Wir waren 20 Jahre ein Paar, ich bin ihr erster richtiger Freund: Jugendliebe. Allerdings bezogen wir erst nach 17 Jahren Beziehung unsere erste gemeinsame Wohnung. Viele Jahre in der Beziehung war sie sehr fixiert auf mich, mein Vater hat es mal passend formuliert: “sie hat dich vergöttert”. Dementsprechend gestaltete sich auch unsere Beziehungsdynamik, sie hat mehr investiert und ich fühlte mich zu sicher. Ich war immer sehr unabhängig, sie ging in der Regel öfters den ersten Schritt auf mich zu bzgl. körperlicher Annäherung. Bis wir zusammengezogen sind… Es entwickelte sich bereits am Anfang des Zusammenlebens eine andere Dynamik, sie wirkte auf mich sehr verkopft, der S. wurde immer weniger und sie hatte völlig unbegründete Angst, dass ich sie verlassen könnte. Mir fehlte die Leichtigkeit, das habe ich ihr auch so gesagt. Mein Arbeitspensum war hoch, ich habe mich zu der Zeit selbstständig gemacht. Das bedeutet, wir hatten anderthalb Jahre keinen gemeinsamen Urlaub mehr und auch keine Wochenenden an denen wir mal irgendwo verschnaufen konnten und neue Erlebnisse schaffen konnten. Ich arbeitete 6 Tage die Woche. Sie richtete ihren ganzen Tagesablauf nach mir aus, obwohl sie auch arbeitete und ich das nicht verlangt habe. Ich habe mich vor dem Zusammenleben viel mit Persönlichkeitsentwicklung beschäftigt, ich war lange Zeit glücklich, dankbar und mit mir im Reinen. Aber sie ist ein Individuum und eine Frau, also auch emotionaler und ich habe ihr öfters vermittelt: Hey, deine Gefühle sind egal. Warum? Weil ich der Meinung war, dass durch Leichtigkeit auch Nähe entsteht und ihr sagte: „Entspann dich mal“. Tatsächlich wäre es meine Aufgabe gewesen, sie ernster zu nehmen, ihr emotionale Sicherheit zu geben.
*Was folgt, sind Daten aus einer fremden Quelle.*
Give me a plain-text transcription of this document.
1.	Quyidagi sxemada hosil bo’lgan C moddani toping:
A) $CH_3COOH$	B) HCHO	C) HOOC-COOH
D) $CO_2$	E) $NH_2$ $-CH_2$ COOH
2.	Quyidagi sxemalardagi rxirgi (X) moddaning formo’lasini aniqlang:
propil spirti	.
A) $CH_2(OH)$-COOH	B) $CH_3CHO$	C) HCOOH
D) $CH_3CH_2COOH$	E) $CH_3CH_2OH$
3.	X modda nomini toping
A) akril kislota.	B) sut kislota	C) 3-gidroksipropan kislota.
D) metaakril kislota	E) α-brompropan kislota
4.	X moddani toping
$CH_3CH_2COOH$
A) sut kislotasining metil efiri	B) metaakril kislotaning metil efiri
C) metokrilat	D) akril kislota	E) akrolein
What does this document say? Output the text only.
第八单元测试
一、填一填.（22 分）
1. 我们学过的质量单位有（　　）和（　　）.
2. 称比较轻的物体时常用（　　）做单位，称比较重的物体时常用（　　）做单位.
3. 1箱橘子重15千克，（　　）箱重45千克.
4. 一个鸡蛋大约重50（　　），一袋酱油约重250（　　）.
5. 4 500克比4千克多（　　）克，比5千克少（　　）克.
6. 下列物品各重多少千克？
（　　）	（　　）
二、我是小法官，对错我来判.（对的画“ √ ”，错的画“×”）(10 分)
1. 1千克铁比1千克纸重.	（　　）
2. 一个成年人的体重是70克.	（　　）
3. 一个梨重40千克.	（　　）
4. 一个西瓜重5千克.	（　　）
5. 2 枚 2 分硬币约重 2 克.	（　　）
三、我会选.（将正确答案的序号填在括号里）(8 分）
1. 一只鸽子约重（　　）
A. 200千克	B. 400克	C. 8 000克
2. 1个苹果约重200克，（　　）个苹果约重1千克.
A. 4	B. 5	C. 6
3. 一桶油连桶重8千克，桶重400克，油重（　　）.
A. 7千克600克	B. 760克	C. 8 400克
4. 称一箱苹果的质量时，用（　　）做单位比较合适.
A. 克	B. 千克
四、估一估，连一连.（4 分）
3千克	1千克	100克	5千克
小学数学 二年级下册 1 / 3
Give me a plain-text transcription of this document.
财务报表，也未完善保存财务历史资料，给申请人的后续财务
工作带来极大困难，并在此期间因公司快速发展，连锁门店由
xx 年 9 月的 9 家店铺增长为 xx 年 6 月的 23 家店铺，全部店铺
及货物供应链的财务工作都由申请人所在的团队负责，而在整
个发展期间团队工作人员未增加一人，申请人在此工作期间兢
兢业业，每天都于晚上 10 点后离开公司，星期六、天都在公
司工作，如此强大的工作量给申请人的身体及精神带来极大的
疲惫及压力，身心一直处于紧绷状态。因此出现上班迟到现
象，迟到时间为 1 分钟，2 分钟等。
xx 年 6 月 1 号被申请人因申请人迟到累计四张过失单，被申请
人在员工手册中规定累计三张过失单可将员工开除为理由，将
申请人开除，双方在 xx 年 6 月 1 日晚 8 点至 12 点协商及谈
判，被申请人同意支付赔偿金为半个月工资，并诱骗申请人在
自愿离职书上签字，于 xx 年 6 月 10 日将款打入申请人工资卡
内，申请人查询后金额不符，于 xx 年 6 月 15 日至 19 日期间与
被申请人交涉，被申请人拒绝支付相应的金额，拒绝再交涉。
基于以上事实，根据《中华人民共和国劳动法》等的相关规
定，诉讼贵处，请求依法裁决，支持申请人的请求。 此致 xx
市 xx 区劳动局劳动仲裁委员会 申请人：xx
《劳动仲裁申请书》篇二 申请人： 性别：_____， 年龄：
Das habe ich aber nicht. Ich zog mich selbst immer mehr zurück und wahrscheinlich wuchs der Frust auf beiden Seiten. Teils fühlte ich mich auch nicht gesehen, da ich berufsbedingt eine schwere Zeit hatte und ja, sie hat essen gemacht etc.,aber wenn mich etwas belastet hat, dann hat sie es auf die Beziehung projiziert. Also emotionale Unterstützung fehlte mir.
Es entwickelte sich immer mehr eine Distanz zwischen uns und mit dem steigenden Arbeitspensum schwindete auch meine Leichtigkeit. Ich wurde gereizter, sie wurde immer vorwurfsvoller und nörgeliger. Ich möchte sicherlich auch nicht alles idealisieren, sie brachte bereits nach wenigen Monaten des Zusammenlebens eine Trennung auf den Tisch weil sie nicht weiter wusste. Sie meinte auch mal, „ich weiß gar nicht mehr, wie ich dich von deinem hohen Ross herunterbekommen soll“. Dabei ging es mir nur gut. Ich setzte ihr zu wenig Grenzen, sie setzte mir zu wenig Grenzen, sie fühlte sich immer mehr vernachlässigt und tatsächlich war es so, dass ich irgendwann nur noch mit meinem Kopf bei der Arbeit war. Sie betitelte mich als Narzissten, Egoisten, „nie mache ich was für sie“. Dennoch spürte ich, dass sie noch etwas für mich empfand. Wahrscheinlich habe ich auch deswegen wieder nicht rechtzeitig reagiert.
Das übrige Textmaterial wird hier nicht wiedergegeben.